秦见山之前当然想了数十种说辞,不过事出突然,他没想过自己拔刀相助要如何对东方不败解释,“在下与五岳剑派有深仇大恨,看见他们行事,自然要阻拦。”
秦见山见东方不败点点头,也不知道有没有相信,不过他没有说自己的门派,也许东方不败不会太排斥他。
“与名门正派为敌的人,自然也是我日月教的朋友。
在下东方行,多谢兄台搭救。”
相同的话语两年前秦见山第一次见到东方不败时也听到过,他轻轻地笑了一下,“不知东方兄弟要往何处去?身上的伤势要紧么?”
东方行不动声色地打量了秦见山几眼,却见他眼神坦坦荡荡,既无一丝谄媚,也丝毫不回避和闪躲,“正要往西域去。”
“正巧我也要去西域拜见一位高人,东方兄弟若是不嫌弃,咱们正好结伴而行。”
东方行无可无不可地点了点头,曲起左手小指放入口中吹了个口哨唤来他的马,一边回剑入鞘一边利落地翻身上马,“我还有件小事要处理,午后咱们在前面镇上的悦来客栈碰面。”
话音刚落下东方行已经迅速打马而去,马蹄声不到片刻便已听不真切。
秦见山当然不会以为东方行能这么快地打消顾虑,因为自己出手相助就把自己当兄弟,不过能顺利地与他结识、陪伴在他左右已经非常好了,其他的事情都可以从长计议。
午后的悦来客栈依然人来客往。
秦见山在大堂中坐了半个时辰,东方行这才从门外缓缓进来,他已经换了一件新的黑色外袍,但身上仍然带着淡淡的血腥味。
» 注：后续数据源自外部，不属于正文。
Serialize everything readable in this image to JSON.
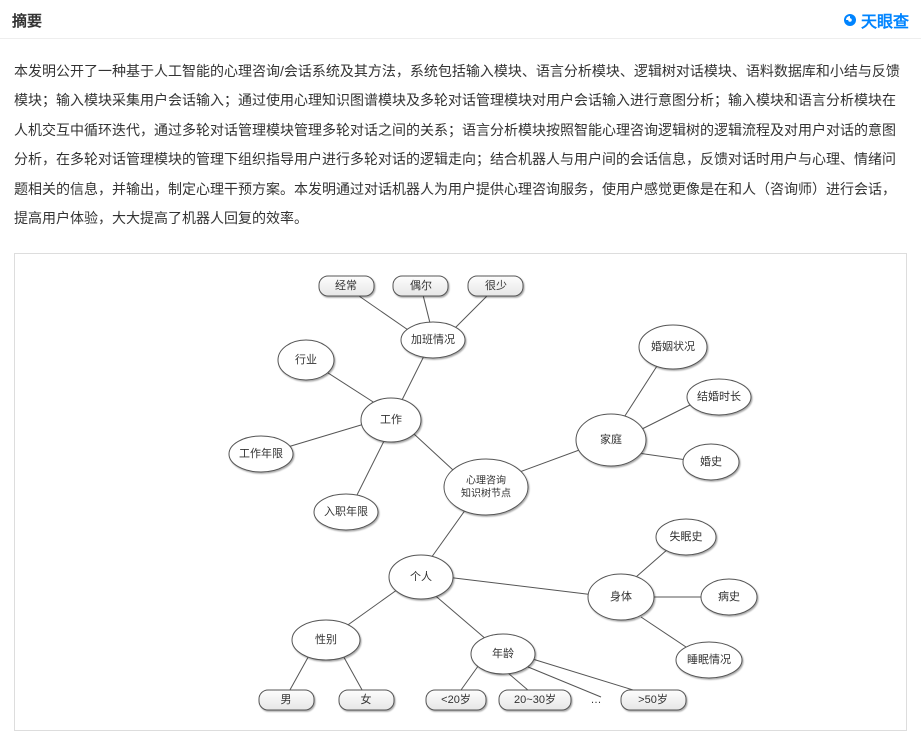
{
  "header": {
    "title": "摘要",
    "brand": "天眼查"
  },
  "abstract": "本发明公开了一种基于人工智能的心理咨询/会话系统及其方法，系统包括输入模块、语言分析模块、逻辑树对话模块、语料数据库和小结与反馈模块；输入模块采集用户会话输入；通过使用心理知识图谱模块及多轮对话管理模块对用户会话输入进行意图分析；输入模块和语言分析模块在人机交互中循环迭代，通过多轮对话管理模块管理多轮对话之间的关系；语言分析模块按照智能心理咨询逻辑树的逻辑流程及对用户对话的意图分析，在多轮对话管理模块的管理下组织指导用户进行多轮对话的逻辑走向；结合机器人与用户间的会话信息，反馈对话时用户与心理、情绪问题相关的信息，并输出，制定心理干预方案。本发明通过对话机器人为用户提供心理咨询服务，使用户感觉更像是在和人（咨询师）进行会话，提高用户体验，大大提高了机器人回复的效率。",
  "diagram": {
    "center": "心理咨询\n知识树节点",
    "nodes": {
      "work": "工作",
      "industry": "行业",
      "work_years": "工作年限",
      "entry_years": "入职年限",
      "overtime": "加班情况",
      "ot_often": "经常",
      "ot_sometimes": "偶尔",
      "ot_rare": "很少",
      "family": "家庭",
      "marital": "婚姻状况",
      "marriage_len": "结婚时长",
      "marriage_hist": "婚史",
      "personal": "个人",
      "gender": "性别",
      "male": "男",
      "female": "女",
      "age": "年龄",
      "age_lt20": "<20岁",
      "age_20_30": "20~30岁",
      "age_dots": "…",
      "age_gt50": ">50岁",
      "body": "身体",
      "insomnia": "失眠史",
      "illness": "病史",
      "sleep": "睡眠情况"
    }
  },
  "chart_data": {
    "type": "table",
    "description": "Knowledge-tree mind map for psychological counseling system",
    "root": "心理咨询知识树节点",
    "branches": [
      {
        "name": "工作",
        "children": [
          {
            "name": "行业"
          },
          {
            "name": "工作年限"
          },
          {
            "name": "入职年限"
          },
          {
            "name": "加班情况",
            "children": [
              {
                "name": "经常"
              },
              {
                "name": "偶尔"
              },
              {
                "name": "很少"
              }
            ]
          }
        ]
      },
      {
        "name": "家庭",
        "children": [
          {
            "name": "婚姻状况"
          },
          {
            "name": "结婚时长"
          },
          {
            "name": "婚史"
          }
        ]
      },
      {
        "name": "个人",
        "children": [
          {
            "name": "性别",
            "children": [
              {
                "name": "男"
              },
              {
                "name": "女"
              }
            ]
          },
          {
            "name": "年龄",
            "children": [
              {
                "name": "<20岁"
              },
              {
                "name": "20~30岁"
              },
              {
                "name": "…"
              },
              {
                "name": ">50岁"
              }
            ]
          },
          {
            "name": "身体",
            "children": [
              {
                "name": "失眠史"
              },
              {
                "name": "病史"
              },
              {
                "name": "睡眠情况"
              }
            ]
          }
        ]
      }
    ]
  }
}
东方行一眼便看到了坐在角落的秦见山,他径直走到秦见山对面坐下,佩剑横放在桌面,喝了几口热茶。
“身上的伤要紧么?”
东方行摇了摇头,面上的表情仍是淡淡的,丝毫看不出受过伤。
“去楼上歇息片刻吧,房间已经收拾妥当了。”
“好。”
秦见山不仅备好了房间,就连最好的金创药也已经准备好了放在桌上。
东方行拿起一瓶闻了闻,确认没有问题,这才脱下上衣将药抹在伤口上。
秦见山端了个炭盆进房间,一开门就看到东方行赤裸着上身涂药。
东方行听到动静下意识抓起了桌上的剑,迅速转头、锐利的眼神直直地盯着门口,看到是秦见山,这才放下了剑,若无其事地继续料理伤口。
“我来帮你?”
东方行背后有几处伤口较深,他自己上药并不方便,因此从善如流地将瓷瓶递给秦见山。
闯荡江湖的人身上有伤痕是再正常不过的事情,但是从前秦见山对东方不败一直非常守礼,直到洞房花烛之夜两人才裸裎相见,然而当时房内昏暗,他并没有仔仔细细看清楚。
现在看到年轻的东方行,看到他身上大大小小、各式各样的伤疤,想到他成为“武功天下第一”
必是付出了数倍于其他人的代价,不禁感到心中一痛。
东方行感觉那只手停在自己背上不动,心下疑惑,忍不住出声提醒,“秦兄弟?”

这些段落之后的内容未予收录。